I'm writing this sitting just outside the airborne chapel on the second floor of KCL’s Strand campus, whilst inside the Christmas service is being held. I’m sitting on the floor, my back against a wall and my legs splayed out before, uncaring of decorum, in a corridor which is as empty as the chapel behind me is full. I'm not suggesting, by the way, not for an instant, that the flock of faithful church-goers who populate the pews within are at all uncomfortable. I'm sure they’re all completely at their ease, just as I’m at my ease here on the floor.
As I first approached I was greeted by a rich wave of Christmas song making its way unimpeded through the wide-open doors but, no sooner had I arrived than the doors were closed by a rather solemn looking man in white. I suppose he wanted to make sure that the service wouldn’t be interrupted by incidental corridor noise, which is of course fair enough, but he’s also had the effect of muting the music for me, the outside listener. Sometimes, when I really want to hear the music, I press my ear against the crack between door and bracket, but I never stay there very long for fear that someone from inside might open the door onto my face.

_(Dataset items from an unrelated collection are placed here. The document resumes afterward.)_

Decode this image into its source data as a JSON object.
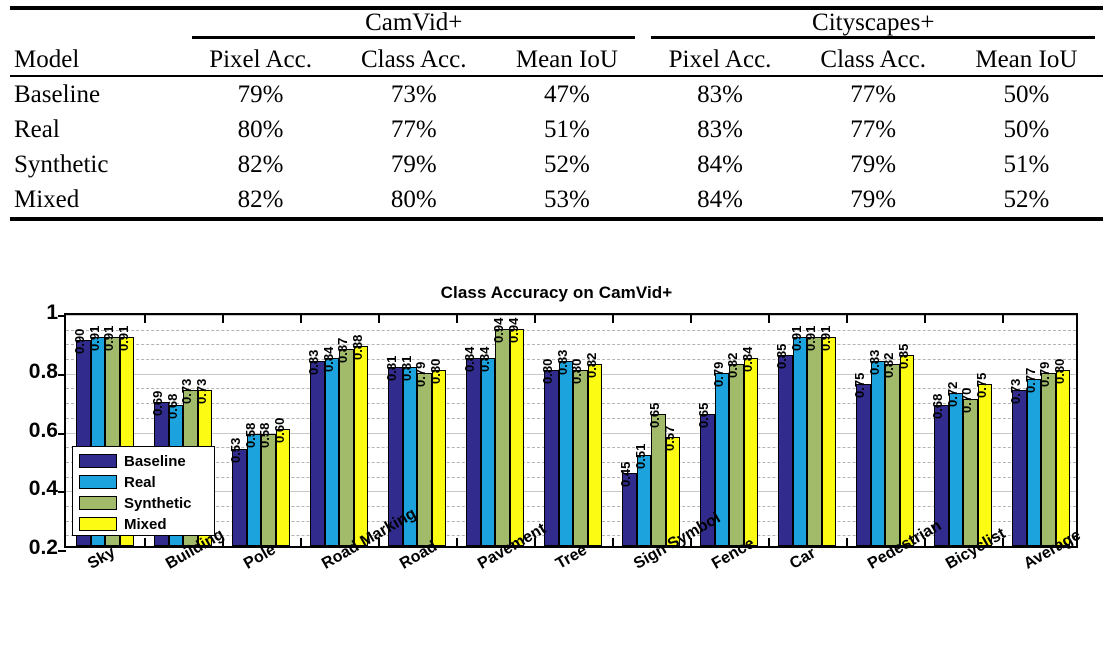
{
  "table": {
    "group_headers": [
      "",
      "CamVid+",
      "Cityscapes+"
    ],
    "columns": [
      "Model",
      "Pixel Acc.",
      "Class Acc.",
      "Mean IoU",
      "Pixel Acc.",
      "Class Acc.",
      "Mean IoU"
    ],
    "rows": [
      {
        "model": "Baseline",
        "cells": [
          "79%",
          "73%",
          "47%",
          "83%",
          "77%",
          "50%"
        ],
        "bold": [
          false,
          false,
          false,
          false,
          false,
          false
        ]
      },
      {
        "model": "Real",
        "cells": [
          "80%",
          "77%",
          "51%",
          "83%",
          "77%",
          "50%"
        ],
        "bold": [
          false,
          false,
          false,
          false,
          false,
          false
        ]
      },
      {
        "model": "Synthetic",
        "cells": [
          "82%",
          "79%",
          "52%",
          "84%",
          "79%",
          "51%"
        ],
        "bold": [
          true,
          false,
          false,
          true,
          true,
          false
        ]
      },
      {
        "model": "Mixed",
        "cells": [
          "82%",
          "80%",
          "53%",
          "84%",
          "79%",
          "52%"
        ],
        "bold": [
          true,
          true,
          true,
          true,
          true,
          true
        ]
      }
    ]
  },
  "chart_data": {
    "type": "bar",
    "title": "Class Accuracy on CamVid+",
    "xlabel": "",
    "ylabel": "",
    "ylim": [
      0.2,
      1
    ],
    "yticks": [
      "0.2",
      "0.4",
      "0.6",
      "0.8",
      "1"
    ],
    "grid": true,
    "legend_position": "inside-left",
    "categories": [
      "Sky",
      "Building",
      "Pole",
      "Road Marking",
      "Road",
      "Pavement",
      "Tree",
      "Sign Symbol",
      "Fence",
      "Car",
      "Pedestrian",
      "Bicyclist",
      "Average"
    ],
    "series": [
      {
        "name": "Baseline",
        "color": "#302b8c",
        "values": [
          0.9,
          0.69,
          0.53,
          0.83,
          0.81,
          0.84,
          0.8,
          0.45,
          0.65,
          0.85,
          0.75,
          0.68,
          0.73
        ],
        "labels": [
          "0.90",
          "0.69",
          "0.53",
          "0.83",
          "0.81",
          "0.84",
          "0.80",
          "0.45",
          "0.65",
          "0.85",
          "0.75",
          "0.68",
          "0.73"
        ]
      },
      {
        "name": "Real",
        "color": "#1ca3dd",
        "values": [
          0.91,
          0.68,
          0.58,
          0.84,
          0.81,
          0.84,
          0.83,
          0.51,
          0.79,
          0.91,
          0.83,
          0.72,
          0.77
        ],
        "labels": [
          "0.91",
          "0.68",
          "0.58",
          "0.84",
          "0.81",
          "0.84",
          "0.83",
          "0.51",
          "0.79",
          "0.91",
          "0.83",
          "0.72",
          "0.77"
        ]
      },
      {
        "name": "Synthetic",
        "color": "#a2bb6a",
        "values": [
          0.91,
          0.73,
          0.58,
          0.87,
          0.79,
          0.94,
          0.8,
          0.65,
          0.82,
          0.91,
          0.82,
          0.7,
          0.79
        ],
        "labels": [
          "0.91",
          "0.73",
          "0.58",
          "0.87",
          "0.79",
          "0.94",
          "0.80",
          "0.65",
          "0.82",
          "0.91",
          "0.82",
          "0.70",
          "0.79"
        ]
      },
      {
        "name": "Mixed",
        "color": "#fbfb13",
        "values": [
          0.91,
          0.73,
          0.6,
          0.88,
          0.8,
          0.94,
          0.82,
          0.57,
          0.84,
          0.91,
          0.85,
          0.75,
          0.8
        ],
        "labels": [
          "0.91",
          "0.73",
          "0.60",
          "0.88",
          "0.80",
          "0.94",
          "0.82",
          "0.57",
          "0.84",
          "0.91",
          "0.85",
          "0.75",
          "0.80"
        ]
      }
    ]
  }
}
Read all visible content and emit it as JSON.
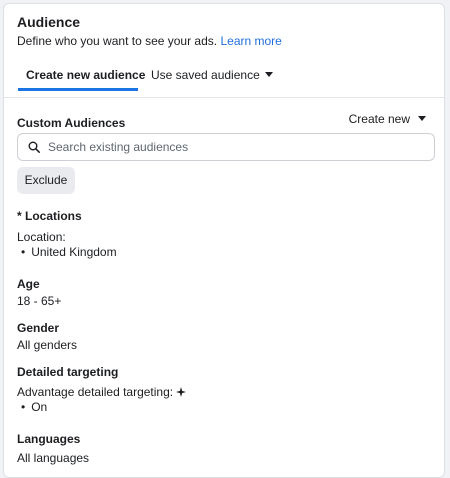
{
  "audience": {
    "title": "Audience",
    "subtitle": "Define who you want to see your ads.",
    "learn_more": "Learn more"
  },
  "tabs": [
    {
      "label": "Create new audience",
      "active": true
    },
    {
      "label": "Use saved audience",
      "active": false
    }
  ],
  "custom_audiences": {
    "label": "Custom Audiences",
    "create_new": "Create new",
    "search_placeholder": "Search existing audiences",
    "exclude_label": "Exclude"
  },
  "locations": {
    "label": "* Locations",
    "sublabel": "Location:",
    "items": [
      "United Kingdom"
    ]
  },
  "age": {
    "label": "Age",
    "value": "18 - 65+"
  },
  "gender": {
    "label": "Gender",
    "value": "All genders"
  },
  "detailed_targeting": {
    "label": "Detailed targeting",
    "advantage_label": "Advantage detailed targeting:",
    "advantage_value": "On"
  },
  "languages": {
    "label": "Languages",
    "value": "All languages"
  },
  "icons": {
    "search": "search-icon",
    "caret": "caret-down-icon",
    "sparkle": "sparkle-icon"
  },
  "colors": {
    "link": "#216fdb",
    "tab_underline": "#1b74e4"
  }
}
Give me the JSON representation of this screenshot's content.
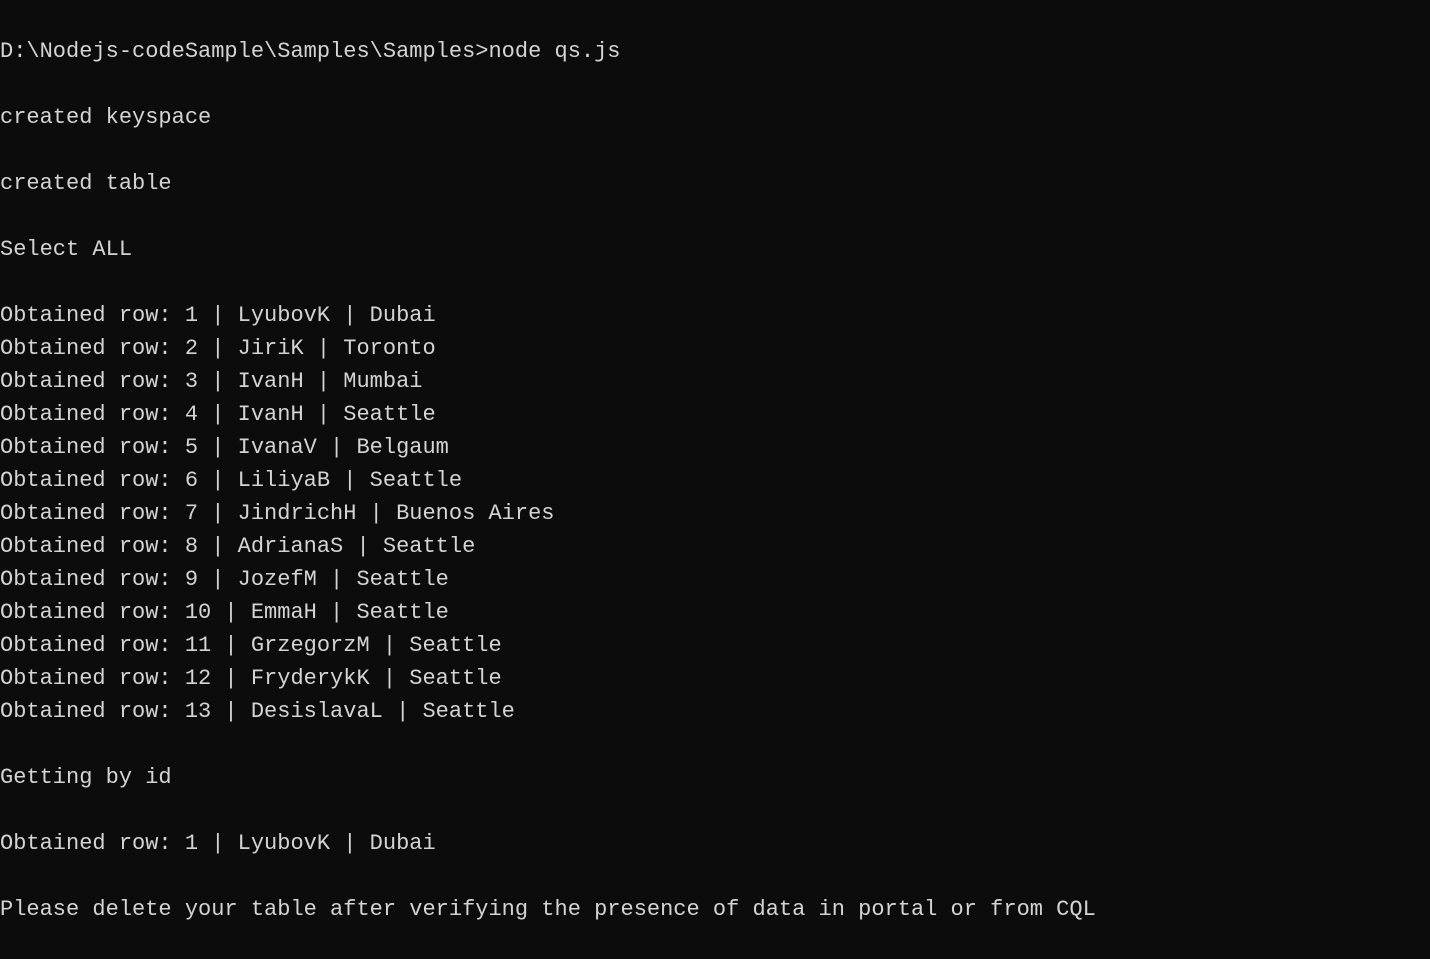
{
  "prompt": "D:\\Nodejs-codeSample\\Samples\\Samples>node qs.js",
  "lines": {
    "created_keyspace": "created keyspace",
    "created_table": "created table",
    "select_all": "Select ALL",
    "getting_by_id": "Getting by id",
    "final_message": "Please delete your table after verifying the presence of data in portal or from CQL"
  },
  "rows": [
    {
      "id": 1,
      "name": "LyubovK",
      "city": "Dubai"
    },
    {
      "id": 2,
      "name": "JiriK",
      "city": "Toronto"
    },
    {
      "id": 3,
      "name": "IvanH",
      "city": "Mumbai"
    },
    {
      "id": 4,
      "name": "IvanH",
      "city": "Seattle"
    },
    {
      "id": 5,
      "name": "IvanaV",
      "city": "Belgaum"
    },
    {
      "id": 6,
      "name": "LiliyaB",
      "city": "Seattle"
    },
    {
      "id": 7,
      "name": "JindrichH",
      "city": "Buenos Aires"
    },
    {
      "id": 8,
      "name": "AdrianaS",
      "city": "Seattle"
    },
    {
      "id": 9,
      "name": "JozefM",
      "city": "Seattle"
    },
    {
      "id": 10,
      "name": "EmmaH",
      "city": "Seattle"
    },
    {
      "id": 11,
      "name": "GrzegorzM",
      "city": "Seattle"
    },
    {
      "id": 12,
      "name": "FryderykK",
      "city": "Seattle"
    },
    {
      "id": 13,
      "name": "DesislavaL",
      "city": "Seattle"
    }
  ],
  "by_id_row": {
    "id": 1,
    "name": "LyubovK",
    "city": "Dubai"
  },
  "row_prefix": "Obtained row: "
}
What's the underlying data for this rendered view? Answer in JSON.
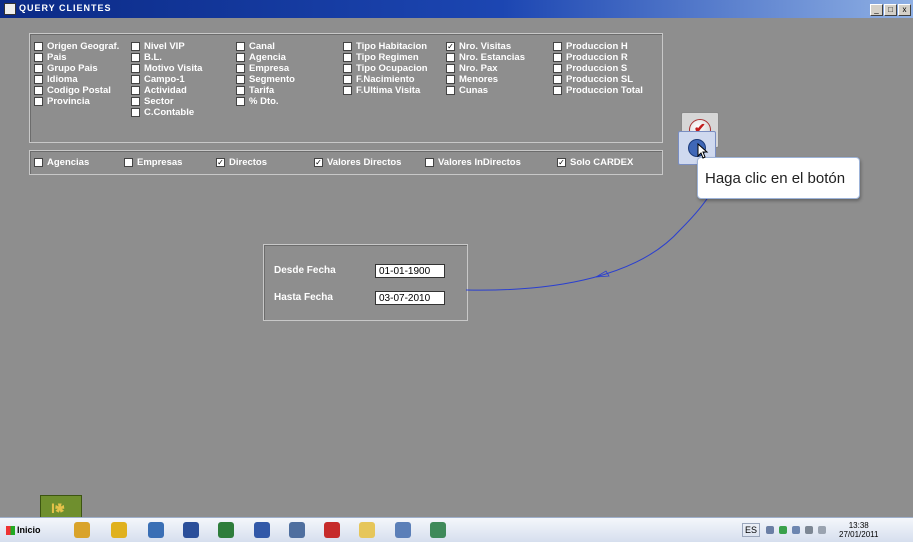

Every now and again, as I sit here against the wall, someone approaches from down the corridor, or from the stairs that curl down to the ground floor, opens one of the doors incredibly slowly and gently, creeps in and shuts the door just as gently behind. Occasionally, but less frequently, this happens in reverse. For those brief moments when the doors open, the choir music bursts through in full vivacity, as if coming in to true focus, before being muted again as the gap seals itself.
The music is punctuated by instances of speech. I can't make out the words, though, just the continuous bass rumble of English intonations that makes its way through oaken doors. I am, after all, an outsider. The speaker (what should we call him? Orator? Preacher? If this is a service, couldn’t we call him the servant?) isn’t addressing me, but those faithful who attend inside, from whom I’m separated by more than a few panels of wood. The speech rumbles on. A line of verse suddenly flashes through my mind, Christ’s own trefoil blessing, by his birth, death and return to life: as-salāmu ʕalayya yawma wulidtu wa yawma amūtu wa yawma ubʕathu ħayyā. Something stirs in my memory.
It seems to me that this service is actually something special. Every year Christmas dominates December, but in what way? The streets are illuminated by Christmas lights, shops play Christmas pop-songs as customers mill about the aisles and mice pies and mulled wine are being sold everywhere. Starbucks begin serving their drinks in red and green paper cups. Everywhere you turn Christmas exists only as a cynical force used to coerce you to buy more stuff. It’s all so depressing. In the immortal words of Eric Idle: “Fuck Santa, he’s just out to get your dime.” For all that it’s supposed to be a religious celebration, it never seems to escape from that cold-hearted commercialism. There’s never anything more.
But right now, as I sit here listening to the choir singing Gloria in Excelsis, I’m reminded that Christmas can have a greater significance, even for people like me who want only to glory in beautiful choral music. I’m reminded of a moment a few years ago.
It was Christmas Eve then, and a sparse haze of snow was lazily making its way groundwards, the snowflakes dancing about on the breeze before disappearing into the warm, exhaust-fume heated streets. On the pavement outside a Salvation Army brass band played Silent Night whilst last-minute Christmas shoppers finally trudged their ways home. We were all gathered indoors to commemorate the death of Qasim ibn al-Hasan at the Battle of Kerbala, and Haidar Attar’s voice glided through us like phoenix song:
Shmūʕ il-ʕiffa bhāy iz-zeffa, awwalhin bīd il-mukhtār
Shemʕat shāhid bīd il-wālid, thālithhin bīd il-karrār
Rābiʕ shemʕa bīd il-badhʕa
As the young Qasim ventured out onto the battlefield, his death assured, Haidar Attar sang to us of his wedding candles, all upheld in the hands of his dead ancestors. It was a beautiful image. At that moment I could just imagine the candles glowing in the snowfall outside, the snowflakes evaporating as they approached the circle of heat surrounding each flame. But the memory of Silent Night persisted in my mind. Its mellow melody coalesced with the melancholic lament I was hearing and transformed into something transcendentally glorious in my heart. I felt that it really was a holy night, that in this instance of pure, shared, human emotion a wide universe of meaning had opened up before me. For a moment I glimpsed the broader Christmas, a Christmas unobscured by the blanket of frantic consumerism that usually covers it up. My soul ascended that night.
The choir are now finishing up with a final chorus of Hark! The Herald Angels Sing. It really has been wonderful, as I’ve sat here soaking up the beautiful music that seeped out through the doors. I think I’ll quietly slip away before the throng emerges from inside, noisily spilling out into the corridor. At this moment I’m feeling very transcendent.